First thing we noticed is that the larva only ate for small fractions of an hour.
Most of the time, three fourths of an hour, a larva that's around a piece of food is just blocking the other larva.
They would ordinarily take up a spot and slow down the rate of food consumption.
So it wasn't their individual appetites that enabled them to consume massive quantities of food.
Undeterred, the researchers decided to approach their problem as only mechanical engineers could.
If you want to measure the pressure in a room, you don't trap every single molecule in a room.
What you do is come up with rules for how groups of these molecules would behave under certain conditions.
With this perspective, you can start to see the maggots' motion in a new light.
Even though they're alive, we can really treat them as sort of non-living things that follow these really simple rules.
Without any food, they simply just follow each other and slosh back and forth, but as soon as you put small food scraps into the larvae, they start generating these tiny vortices, whirlpools.

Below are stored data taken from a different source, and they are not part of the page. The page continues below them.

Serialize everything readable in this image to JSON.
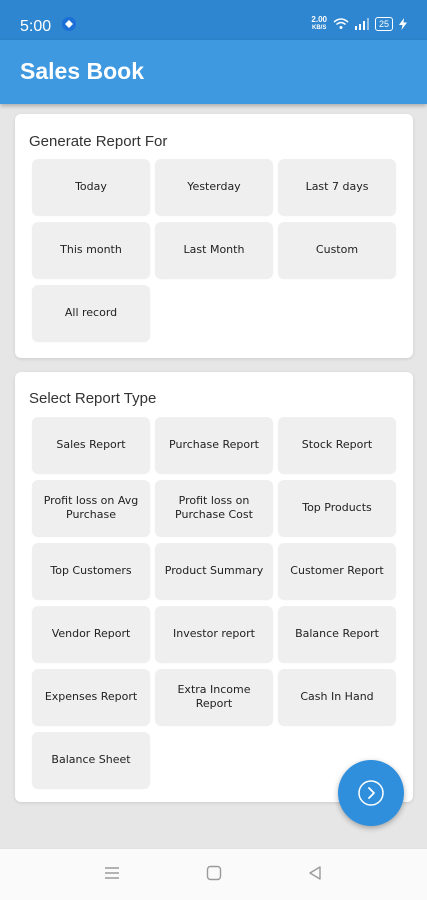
{
  "status": {
    "time": "5:00",
    "net_speed_value": "2.00",
    "net_speed_unit": "KB/S",
    "battery": "25"
  },
  "app": {
    "title": "Sales Book"
  },
  "period_section": {
    "title": "Generate Report For",
    "options": [
      "Today",
      "Yesterday",
      "Last 7 days",
      "This month",
      "Last Month",
      "Custom",
      "All record"
    ]
  },
  "report_section": {
    "title": "Select Report Type",
    "options": [
      "Sales Report",
      "Purchase Report",
      "Stock Report",
      "Profit loss on Avg Purchase",
      "Profit loss on Purchase Cost",
      "Top Products",
      "Top Customers",
      "Product Summary",
      "Customer Report",
      "Vendor Report",
      "Investor report",
      "Balance Report",
      "Expenses Report",
      "Extra Income Report",
      "Cash In Hand",
      "Balance Sheet"
    ]
  },
  "icons": {
    "fab": "chevron-right-icon",
    "nav": [
      "menu-icon",
      "home-square-icon",
      "back-triangle-icon"
    ]
  },
  "colors": {
    "status_bar": "#2d86cf",
    "app_bar": "#3e99e0",
    "fab": "#2f8fdc",
    "background": "#e6e6e6"
  }
}
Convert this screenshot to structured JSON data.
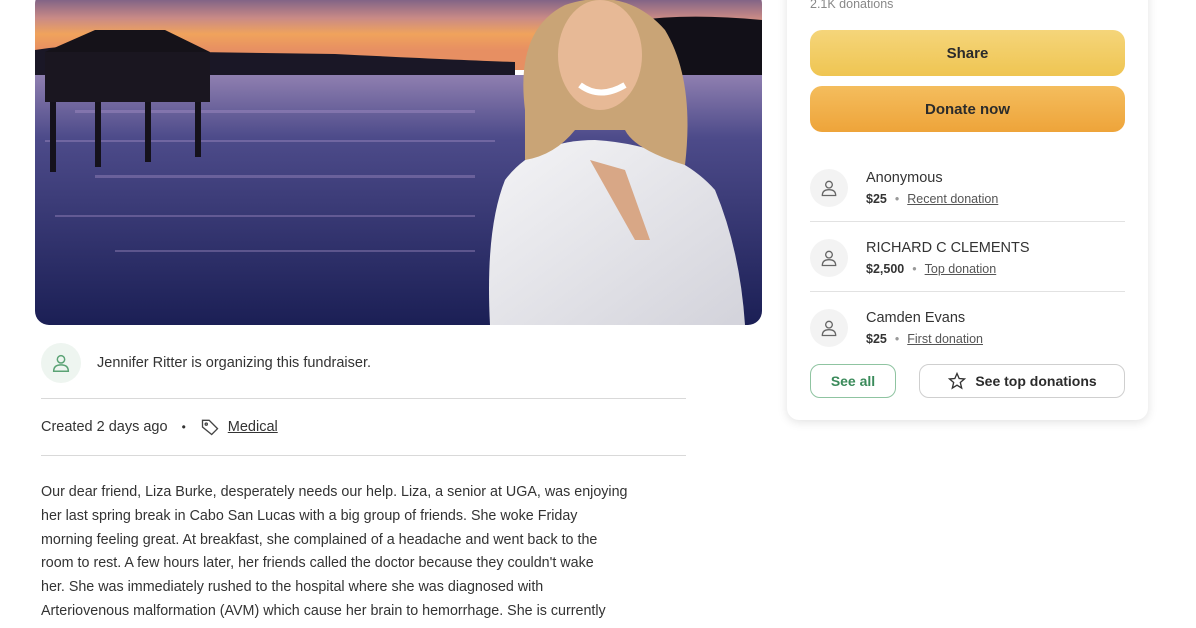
{
  "organizer": {
    "text": "Jennifer Ritter is organizing this fundraiser."
  },
  "meta": {
    "created": "Created 2 days ago",
    "separator": "•",
    "category": "Medical"
  },
  "story": {
    "lines": [
      "Our dear friend, Liza Burke, desperately needs our help. Liza, a senior at UGA, was enjoying",
      "her last spring break in Cabo San Lucas with a big group of friends. She woke Friday",
      "morning feeling great. At breakfast, she complained of a headache and went back to the",
      "room to rest. A few hours later, her friends called the doctor because they couldn't wake",
      "her. She was immediately rushed to the hospital where she was diagnosed with",
      "Arteriovenous malformation (AVM) which cause her brain to hemorrhage. She is currently"
    ]
  },
  "card": {
    "donation_count": "2.1K donations",
    "share_label": "Share",
    "donate_label": "Donate now",
    "donors": [
      {
        "name": "Anonymous",
        "amount": "$25",
        "kind": "Recent donation"
      },
      {
        "name": "RICHARD C CLEMENTS",
        "amount": "$2,500",
        "kind": "Top donation"
      },
      {
        "name": "Camden Evans",
        "amount": "$25",
        "kind": "First donation"
      }
    ],
    "donor_separator": "•",
    "see_all_label": "See all",
    "see_top_label": "See top donations"
  },
  "colors": {
    "share_button": "#efc552",
    "donate_button": "#eea43a",
    "see_all_text": "#3a8a5a"
  },
  "icons": [
    "person-icon",
    "tag-icon",
    "star-icon"
  ]
}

The food causes a chain reaction.
Individual larvae can be activated by the motion of their neighbors.
And if a single larva takes a bite of food, it is super activated, and it continues to swarm around and look for food.

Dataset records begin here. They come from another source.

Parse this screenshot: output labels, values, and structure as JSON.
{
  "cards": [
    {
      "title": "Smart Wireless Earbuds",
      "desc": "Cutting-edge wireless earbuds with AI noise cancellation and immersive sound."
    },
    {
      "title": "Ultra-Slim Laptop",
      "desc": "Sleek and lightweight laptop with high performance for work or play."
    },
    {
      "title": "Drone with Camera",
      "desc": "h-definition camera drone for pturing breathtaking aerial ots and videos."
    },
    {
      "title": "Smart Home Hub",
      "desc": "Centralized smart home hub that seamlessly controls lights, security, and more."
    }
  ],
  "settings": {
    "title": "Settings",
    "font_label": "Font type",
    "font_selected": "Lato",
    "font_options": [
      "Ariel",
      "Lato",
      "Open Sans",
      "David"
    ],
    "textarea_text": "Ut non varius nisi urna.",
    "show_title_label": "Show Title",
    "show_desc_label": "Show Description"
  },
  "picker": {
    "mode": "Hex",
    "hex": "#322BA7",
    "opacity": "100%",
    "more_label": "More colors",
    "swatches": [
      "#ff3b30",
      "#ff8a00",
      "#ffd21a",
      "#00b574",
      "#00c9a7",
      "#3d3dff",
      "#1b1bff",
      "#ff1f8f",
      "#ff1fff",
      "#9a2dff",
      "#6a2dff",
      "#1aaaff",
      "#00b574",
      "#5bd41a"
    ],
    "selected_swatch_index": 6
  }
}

And they actively move throughout these blockades, these larvae that are sitting around and not eating.
And that helps other larvae get to the food, kind of like a buffet line.
People are sort of pushing them out of the way just so each of them grabs one bite.
You can imagine the buffet line would be eaten much faster.
Now that the researchers have discovered the larvae's solution to the dog food bowl problem, their next step is to see if they can create a mathematical model for all this maggoty emotion.
You can see the larvae as kind of like a -- like waves in an ocean.
They're sloshing back and forth, and here they're generating their own sloshing forces.
So, how could we actually measure the forces of them sloshing?
And so what we did was we put them in a device, kind of like a vise, where we sort of measure the forces they push up against the walls.
And we find that as soon as you put in food, they really activate and they really push against the walls.
And then the pushing sort of decreases and decreases as the food goes away.
Believe it or not, Dr. Hu's aim is not to create more and more fodder for your nightmares.
Yeah, after we die, this is what's gonna happen to us -- these larvae.
But they can -- [ Laughs ] They can provide a lot of use before we're gone.
It's the one thing that doesn't have any human diseases and that will get rid of all our food waste.
That is -- 1/3 of the food that goes into our restaurants and our homes is actually thrown in the trash.
Much of which ends up as water-polluting sludge oozing out of a landfill.
You just got to get on eye level with the larvae and see what they're trying to do.
You can admire how much they really want to eat.
I think they're pretty cute.
Okay, fine, they do give me nightmares.
For 'Science Friday,' I'm Luke Groskin.